Barry Jones: A Thinking Reed


Everyone of my age can remember Barry Jones and the consummate ease with which he demolished questions on Pick a Box on the old black and white TV. He was known for taking issue with Bob Dyer about certain expected answers, most famously in response to a question about "the first British Governor-General of India", where he pointed out that Warren Hastings was only technically Governor of Bengal.

He went on to become a prolific writer, a Federal politician and farsighted minister for Science and then President of the Labor Party and finally an Australian Living Treasure. I was browsing in Readings in Lygon St a few months ago and there he was, at the classical records section, checking out some titles. Barry Jones books in my library include
  • Dictionary of World Biography
  • Decades of Decision 1860 - A compendium of Modern History
  • Sleepers Wake! - Technology and the Future of Work
  • Barry Jones - A Thinking Reed (autobiography)

I bought and read his autobiography A Thinking Reed in October 2012. It somehow felt appropriate that Chapter 1 should start with a review of his birth in Geelong in 1932 and a discussion of the obstetrician Dr Mary Clementina de Garis!

Everything he writes is golden - we are so lucky that he is still with us, along with the likes of Phillip Adams.

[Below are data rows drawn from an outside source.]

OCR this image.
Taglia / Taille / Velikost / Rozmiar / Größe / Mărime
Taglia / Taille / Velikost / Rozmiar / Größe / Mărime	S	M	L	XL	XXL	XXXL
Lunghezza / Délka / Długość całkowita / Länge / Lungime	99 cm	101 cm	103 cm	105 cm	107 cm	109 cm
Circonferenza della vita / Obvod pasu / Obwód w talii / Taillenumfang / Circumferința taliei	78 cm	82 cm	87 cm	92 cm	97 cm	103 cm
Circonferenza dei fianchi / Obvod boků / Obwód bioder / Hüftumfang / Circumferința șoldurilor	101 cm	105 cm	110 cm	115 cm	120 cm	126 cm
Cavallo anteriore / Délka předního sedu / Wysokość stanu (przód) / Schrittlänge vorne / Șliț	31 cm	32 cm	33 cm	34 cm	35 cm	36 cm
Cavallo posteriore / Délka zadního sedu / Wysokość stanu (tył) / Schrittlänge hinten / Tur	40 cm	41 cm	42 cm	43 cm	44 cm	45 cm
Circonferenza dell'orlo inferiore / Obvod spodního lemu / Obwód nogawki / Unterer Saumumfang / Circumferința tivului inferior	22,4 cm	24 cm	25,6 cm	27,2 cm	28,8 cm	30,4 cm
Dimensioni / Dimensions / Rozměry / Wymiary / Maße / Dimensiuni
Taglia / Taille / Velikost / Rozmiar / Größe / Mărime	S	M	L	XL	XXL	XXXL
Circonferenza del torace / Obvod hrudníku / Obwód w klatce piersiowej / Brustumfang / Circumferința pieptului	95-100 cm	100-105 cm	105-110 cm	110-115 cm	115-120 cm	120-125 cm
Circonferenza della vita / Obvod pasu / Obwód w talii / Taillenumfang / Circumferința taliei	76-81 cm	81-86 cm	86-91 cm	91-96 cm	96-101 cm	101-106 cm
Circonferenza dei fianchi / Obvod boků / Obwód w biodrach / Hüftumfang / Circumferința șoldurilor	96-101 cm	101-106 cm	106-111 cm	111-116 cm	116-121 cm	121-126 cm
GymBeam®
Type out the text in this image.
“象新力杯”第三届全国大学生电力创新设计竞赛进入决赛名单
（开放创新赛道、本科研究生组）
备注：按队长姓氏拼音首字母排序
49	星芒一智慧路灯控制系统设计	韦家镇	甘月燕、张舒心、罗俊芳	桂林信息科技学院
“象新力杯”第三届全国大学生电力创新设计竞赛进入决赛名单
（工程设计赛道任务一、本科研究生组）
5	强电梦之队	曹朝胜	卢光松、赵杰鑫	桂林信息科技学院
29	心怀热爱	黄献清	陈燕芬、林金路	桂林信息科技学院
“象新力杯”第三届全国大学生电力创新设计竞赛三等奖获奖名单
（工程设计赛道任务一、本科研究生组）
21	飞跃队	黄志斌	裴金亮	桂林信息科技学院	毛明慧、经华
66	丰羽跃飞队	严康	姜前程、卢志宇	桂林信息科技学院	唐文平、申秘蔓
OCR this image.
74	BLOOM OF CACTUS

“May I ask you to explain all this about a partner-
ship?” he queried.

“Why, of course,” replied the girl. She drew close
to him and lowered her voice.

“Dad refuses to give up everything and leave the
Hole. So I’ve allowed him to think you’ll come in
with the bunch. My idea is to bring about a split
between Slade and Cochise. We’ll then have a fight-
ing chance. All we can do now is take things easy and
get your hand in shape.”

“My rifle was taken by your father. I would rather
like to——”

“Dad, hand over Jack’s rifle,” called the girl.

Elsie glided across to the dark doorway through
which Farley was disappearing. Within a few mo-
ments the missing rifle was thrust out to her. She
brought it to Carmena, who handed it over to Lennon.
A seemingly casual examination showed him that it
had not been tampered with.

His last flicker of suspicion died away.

Here is a superb review by Paul Kauffman, adjunct professor at the National Institute for Governance in Canberra, 

Barry Jones, polymath and parliamentarian, has published an autobiography which is a primary text for Australian history. In fact he spent his early life teaching history at school and university before going onto greater things. Like the nineteenth century philosopher, John Stuart Mill, Barry Jones worked as a parliamentarian for many years because he thought that good ideas should make the world a better place. His 560 page autobiography, with a foreword by his friend, the broadcaster Phillip Adams, is almost a collection of fifteen essays, connected by the thread of Barry Jones’ life as a ‘thinking reed’, a quote from Pascal. When his parliamentary addresses referred to intellectuals such as Pascal, he would confuse his parliamentary audience, because as Phillip Adams observed, ‘When you talk about Pascal, they think you mean lollies.’

The book has five diamonds in it, which are the chapters when Jones was centre stage, rather than a (large and important) fly on the wall. As far as I can tell, they are an accurate, truthful and perceptive account of his most significant achievements. ‘Quiz Show’ covers the years in the 1960s when he dominated Pick a Box. ‘Death Penalty’ covers capital punishment, or ‘ritual murder’, and Jones’ ultimately successful campaigns to end capital punishment in Australia between 1962 and 1967. Among OECD countries, only the USA now carries out capital punishment.

Another chapter tells of Jones’ book Sleepers, Wake, which was almost never published after Melbourne University reviewers found it ‘too broad in scope’. The book was published in five languages, went through four editions and 20 reprints, and sold 100,000 copies, primarily in Australia and mostly as a final year and university textbook. It concerns technological change, and how it can enlarge or threaten human capacity. The book has amazing breadth. It argues against overspecialisation, and for service industries and the production of high value-added brand name goods. In Australia, Jones was 20 years ahead of his time.

Jones discusses his often frustrated role as Minister for Science from 1983 to 1990, sometimes without staff, and often without power. The power of television is indicated by the fact that when he was coming to the end of his Ministerial career people would approach him in the street and say, ‘We all loved you in the quizzes. What are you doing these days?’ Jones’ advocacy of new technology, IT and biotech industries did have remarkable influence in one country. The OECD review of Australia’s science and technology policies in 1984 included an Irish official, who read Jones’ works closely. Their 1986 report emphasises the importance of ‘knowledge-intensive’ services. The Irish official became principal adviser to the Irish prime minister, John Bruton, who told Jones that his policies significantly influenced Ireland’s technological revolution. Since implementing Jones’ policies, Ireland has enjoyed an annual growth of 10 per cent a year over many years, and has a per capita income about twice Australia’s.

The climax – or epitaph – of the book is Jones’ discussion of his ‘years of [intellectual] exile’: 1979, when belief in government economic intervention ‘collapsed’ around the world; 1989, when only ‘triumphant capitalism’ was left standing as a model after communism collapsed in Europe; and 2001 when ‘fear of terrorism debased democratic practice’.

It is likely that most people will not read the 560 pages of Jones’ intellectual autobiography. I suggest that the five ‘diamond’ chapters totalling 180 pages, with Adams’ foreword and the 17 photos of world figures that Jones has taken, should be published in paperback, with the provisional title ‘From Quiz Champion to Global Prophet’. If they are promoted among young people such as university students (at an age when people are most likely to be receptive to new ideas), this quality autobiography should have the readership and influence that it deserves.